Foreign ISIS recruits come largely from prosperous, ethnically and linguistically homogeneous countries. As Alan Krueger explains in a discussion of terrorism is an occupational choice:
One of the conclusions from the work of Laurence Iannaccone—whose paper, “The Market for Martyrs,” is supported by my own research—is that it is very difficult to effect change on the supply side.
People who are willing to sacrifice themselves for a cause have diverse motivations. Some are motivated by nationalism, some by religious fanaticism, some by historical grievances, and so on.

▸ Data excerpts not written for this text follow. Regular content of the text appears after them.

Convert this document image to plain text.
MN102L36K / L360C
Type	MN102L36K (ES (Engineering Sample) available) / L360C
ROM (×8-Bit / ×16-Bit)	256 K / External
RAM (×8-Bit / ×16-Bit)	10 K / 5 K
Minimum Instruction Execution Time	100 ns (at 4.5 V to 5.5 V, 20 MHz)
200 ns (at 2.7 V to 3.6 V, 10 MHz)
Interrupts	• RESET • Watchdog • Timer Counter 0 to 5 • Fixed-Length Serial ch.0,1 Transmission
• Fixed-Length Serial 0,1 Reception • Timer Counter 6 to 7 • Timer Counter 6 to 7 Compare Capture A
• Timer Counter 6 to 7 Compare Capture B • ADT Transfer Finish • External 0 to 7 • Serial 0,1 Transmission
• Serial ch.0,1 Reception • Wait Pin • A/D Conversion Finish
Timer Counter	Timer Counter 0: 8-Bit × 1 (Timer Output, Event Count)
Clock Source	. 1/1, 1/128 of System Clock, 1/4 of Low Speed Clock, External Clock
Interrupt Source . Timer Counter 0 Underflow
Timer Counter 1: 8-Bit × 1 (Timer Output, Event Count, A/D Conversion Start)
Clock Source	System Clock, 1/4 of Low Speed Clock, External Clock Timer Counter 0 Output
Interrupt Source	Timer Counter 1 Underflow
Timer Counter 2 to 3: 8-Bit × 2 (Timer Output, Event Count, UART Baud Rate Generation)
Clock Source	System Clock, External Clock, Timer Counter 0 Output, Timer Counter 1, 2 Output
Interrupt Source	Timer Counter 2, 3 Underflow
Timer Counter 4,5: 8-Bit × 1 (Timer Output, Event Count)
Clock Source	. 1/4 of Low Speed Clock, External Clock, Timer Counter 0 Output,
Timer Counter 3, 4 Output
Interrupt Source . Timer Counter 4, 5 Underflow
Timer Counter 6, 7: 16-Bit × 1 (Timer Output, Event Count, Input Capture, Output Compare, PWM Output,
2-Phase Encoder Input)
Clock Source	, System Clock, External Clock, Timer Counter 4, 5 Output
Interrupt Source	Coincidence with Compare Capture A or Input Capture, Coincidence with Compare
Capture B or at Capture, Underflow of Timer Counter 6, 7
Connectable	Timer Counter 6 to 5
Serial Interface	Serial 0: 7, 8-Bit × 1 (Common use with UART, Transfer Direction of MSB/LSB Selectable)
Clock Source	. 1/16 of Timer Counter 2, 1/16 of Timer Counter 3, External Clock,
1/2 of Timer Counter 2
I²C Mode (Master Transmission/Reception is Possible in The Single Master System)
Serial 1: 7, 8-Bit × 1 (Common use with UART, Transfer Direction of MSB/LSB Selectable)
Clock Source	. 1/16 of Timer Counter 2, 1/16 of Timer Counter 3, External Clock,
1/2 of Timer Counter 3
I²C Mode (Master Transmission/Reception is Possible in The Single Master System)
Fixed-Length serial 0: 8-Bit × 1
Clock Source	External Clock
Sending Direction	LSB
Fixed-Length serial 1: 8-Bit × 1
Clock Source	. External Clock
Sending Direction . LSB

If we address one motivation and thus reduce one source on the supply side, there remain other motivations that will incite other people to terror.
Malcontents join the jihadists today for the same reasons they joined the Red Brigade, the Japanese Red Army Faction and Baader-Meinhof gang in the 1970s and 1980s. Plenty of young people were attracted to communism in previous generations as a way of sticking it to the man.
Now as then economic conditions were good as were political freedoms. Italy, Japan and Germany were all at the peak of recoveries from war. Japanese incomes are doubled in the previous decade. Germany and Italy were rich countries. As Alan Krueger explains:
Despite these pronouncements, however, the available evidence is nearly unanimous in rejecting either material deprivation or inadequate education as important causes of support for terrorism or participation in terrorist activities. Such explanations have been embraced almost entirely on faith, not scientific evidence.
Each generation has its defining oppositional identity. Radical Islam is the oppositional identity of choice for today’s angry young men and women. Mind you, they have to buy Islam for dummies to understand what they’re signing up for.
In previous generations, it was communism, weird Christian sects, eco-terrorism, animal liberationist terrorism and a variety of domestic terrorists of the left and right with conspiratorial motivations. Look at the level of diversity of the angry young men and women on the domestic terrorists list of the FBI.
One jihadists when interviewed said that 30 years ago he would probably have become a Communist as his vehicle for venting his frustrations.